Marlow's own viewpoint of blacks is far from glamorous, and is only positively favored when compared against the nearly-evil Kurtz's treatment of them. Regarding the helmsman on the steamboat he boards, Marlow says, "An athletic black belonging to some coast tribe and educated by my poor predecessor, was the helmsman. He sported a pair of brass earrings, wore a blue cloth wrapper from the waist to the ankles, and thought all the world of himself. He was the most unstable kind of fool I had ever seen" (Conrad 121). By describing him based on his ornamentation more than anything else, Marlow portrays him as merely the means by which his ship is steered; he has no real intelligence, and is even more foolish for thinking that he does.
After the helmsman's death at the hands of his own kind - 'savages' - Marlow notes that he misses him. However, this is not the kind of mourning one carries for another human being; instead, he merely had utility. "Perhaps you will think it passing strange this regret for a savage who was no more account than a grain of sand in a black Sahara. Well, don't you see, he had done something, he had steered; for months I had him at my back—a help—an instrument" (Conrad 139). Marlow's own self-reflection in this moment is not for the helmsman's sake at all; it is for himself, as he uses the dead helmsman's memory like he does the recollections of the other savages, as a tool for his own benefit. Even in death, Marlow considers him something to be used; no consideration is made for the welfare of the lost boy, just as he does not consider the welfare of the savages when seeing Kurtz's 'going native.' To Marlow's mind, at least at first, Kurtz has become compromised and joined the savages, making him dangerously close to becoming an object in his own right
In conclusion, the use of Africans as objects in Heart of Darkness shows just how little the white characters, both good and bad, regard them with agency or compassion.
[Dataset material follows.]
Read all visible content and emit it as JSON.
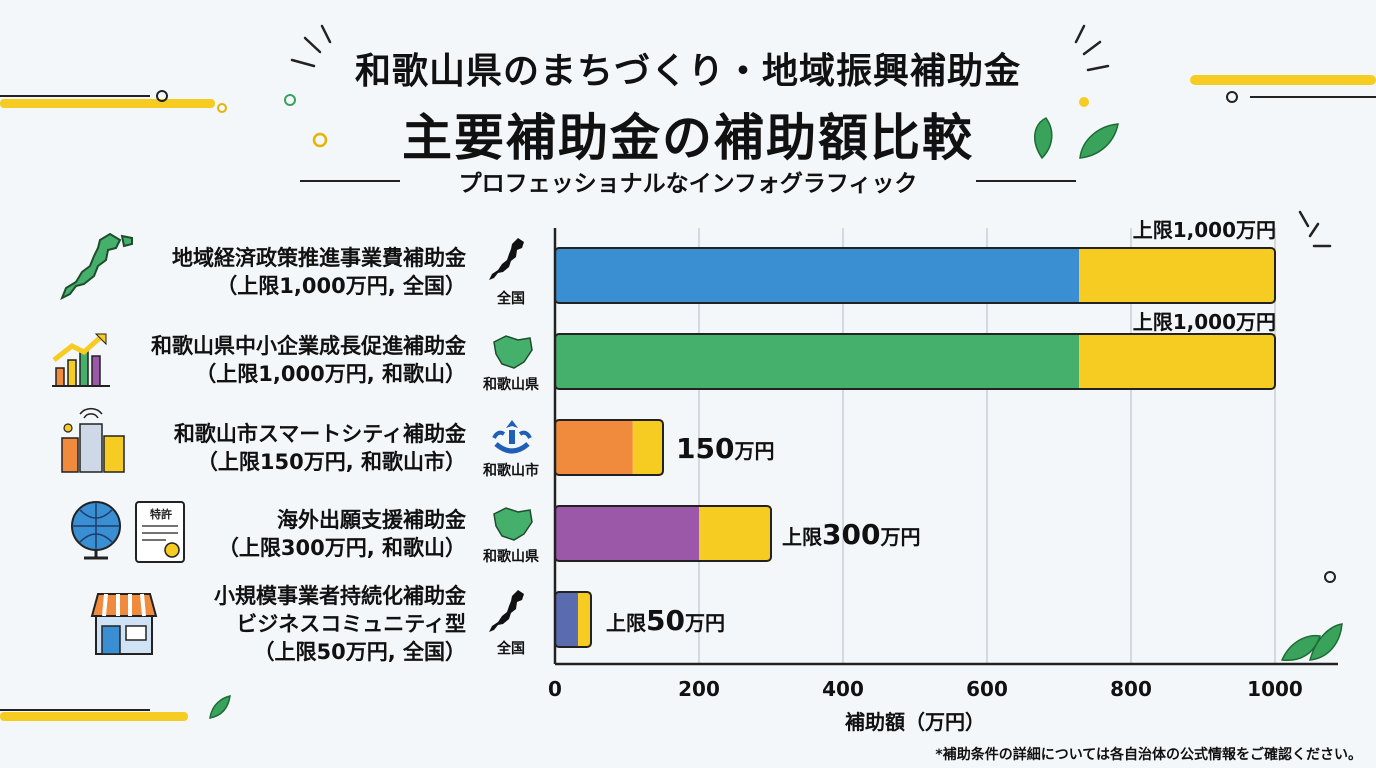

The world of the book is presented as a tacitly acceptable system, where white men invade Africa and hunt for ivory, while the most primary concerns available to them are avoiding the natural dangers of the wilderness, which include the aforementioned 'savages.' Those who have been 'domesticated,' like the helmsman, are treated like pets and tools without any consideration for their equality to man, and attractive native women are ogled and considered exotically beautiful without considering their personhood. The result is an incredibly imperialistic and ill-mannered culture that values traditional sophistication to the exclusion of all else; Marlow's attempts to return Kurtz to civilization are the primary goal, with his effects on the native people being a secondary concern.
Works Cited
Conrad, Joseph. Heart of Darkness. Blackwood's Magazine, 1899. Print.